As the two sisters Eleanor Dennis and Kitty Whately ideally complemented and blended with each other. Dennis’ secure technique and lustous tone were in full command over the extended range and vocal leaps of “Come scoglio” and “Per pietà”. Whately’s richly textured mezzo encompassed the playfulness and fallibility of the younger sister.

Their officers were no less convincing, with Nick Pritchard a sensitive Ferrando and Nicholas Lester more robust – and with a roving eye – as Guglielmo. Pritchard’s mellifluousness and well sustained legato made for a memorable “Un’aura amorosa”. His initial diffidence in wooing Guglielmo’s fiancée nicely contrasted with the latter’s relish in wooing Dorabella with the suave allure of his baritone.

With costumes and setting firmly in the period of composition, the casting of Despina and Don Alfonso is very much true to tradition. Sarah Tynan’s bright-toned ladies’ maid relished her connivance and disguises while never slipping ino exaggeration. Peter Coleman-Wright, surprisingly in his company debut, oiled the wheels of the plot with cynical asperity, without the director illuminating the causes of his misogyny and his exact relationship with the younger men.

The production is deft and the personal interactions and dilemmas are clearly charted especially in the gorgeous period costumes and disguises, without fully mining the layers of irony and societal hypocrisy. The lovers certainly learn anger in the surprisingly bitter finale, where the pairings of the couples stay unresolved with the final image of Don Alfonso shrugging his shoulders.

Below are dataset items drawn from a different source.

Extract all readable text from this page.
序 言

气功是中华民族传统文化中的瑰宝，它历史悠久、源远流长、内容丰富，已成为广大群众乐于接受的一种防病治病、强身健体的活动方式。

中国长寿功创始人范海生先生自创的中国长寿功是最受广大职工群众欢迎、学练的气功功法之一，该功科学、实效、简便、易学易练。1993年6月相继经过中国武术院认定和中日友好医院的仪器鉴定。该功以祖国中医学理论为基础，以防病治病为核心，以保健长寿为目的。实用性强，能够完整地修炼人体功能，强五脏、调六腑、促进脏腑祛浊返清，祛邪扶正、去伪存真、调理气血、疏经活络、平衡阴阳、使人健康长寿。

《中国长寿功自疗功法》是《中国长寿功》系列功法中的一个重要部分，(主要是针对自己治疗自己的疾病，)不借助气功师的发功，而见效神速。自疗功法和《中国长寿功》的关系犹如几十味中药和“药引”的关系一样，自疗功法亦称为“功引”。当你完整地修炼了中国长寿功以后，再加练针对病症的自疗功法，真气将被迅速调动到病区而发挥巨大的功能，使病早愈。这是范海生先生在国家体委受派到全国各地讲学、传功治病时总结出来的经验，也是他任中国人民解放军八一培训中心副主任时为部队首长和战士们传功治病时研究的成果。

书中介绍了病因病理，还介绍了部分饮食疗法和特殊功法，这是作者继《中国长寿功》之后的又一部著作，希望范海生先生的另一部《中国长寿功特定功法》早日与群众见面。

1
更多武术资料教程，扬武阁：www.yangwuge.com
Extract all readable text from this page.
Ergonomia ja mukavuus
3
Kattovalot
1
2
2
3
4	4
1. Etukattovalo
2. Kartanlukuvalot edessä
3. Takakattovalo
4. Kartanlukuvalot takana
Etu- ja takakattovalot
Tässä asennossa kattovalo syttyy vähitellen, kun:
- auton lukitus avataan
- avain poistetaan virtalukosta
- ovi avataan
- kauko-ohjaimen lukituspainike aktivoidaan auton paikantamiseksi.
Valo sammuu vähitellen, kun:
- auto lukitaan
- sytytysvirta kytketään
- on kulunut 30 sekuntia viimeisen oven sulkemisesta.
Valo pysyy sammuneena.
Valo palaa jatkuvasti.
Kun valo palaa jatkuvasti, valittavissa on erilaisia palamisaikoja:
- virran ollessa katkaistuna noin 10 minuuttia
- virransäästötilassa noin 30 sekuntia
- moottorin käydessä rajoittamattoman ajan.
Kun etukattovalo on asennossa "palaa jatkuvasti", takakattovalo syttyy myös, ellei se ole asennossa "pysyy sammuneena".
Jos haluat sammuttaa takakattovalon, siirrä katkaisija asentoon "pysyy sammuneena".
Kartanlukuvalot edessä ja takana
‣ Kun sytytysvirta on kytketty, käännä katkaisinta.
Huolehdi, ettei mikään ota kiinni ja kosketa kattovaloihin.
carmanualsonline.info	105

What makes for a memorable summer evening is the uniform vocal strength of the cast, and the lithe rhythmically alert playing of the City of London Sinfonia under Dane Lam. He maintains a tight hold but with the flexibility to support the soloists in their demanding arias and ensembles. There was some especially choice playing from the obbligato horns and woodwind. This year’s OHP chorus is a vintage crop.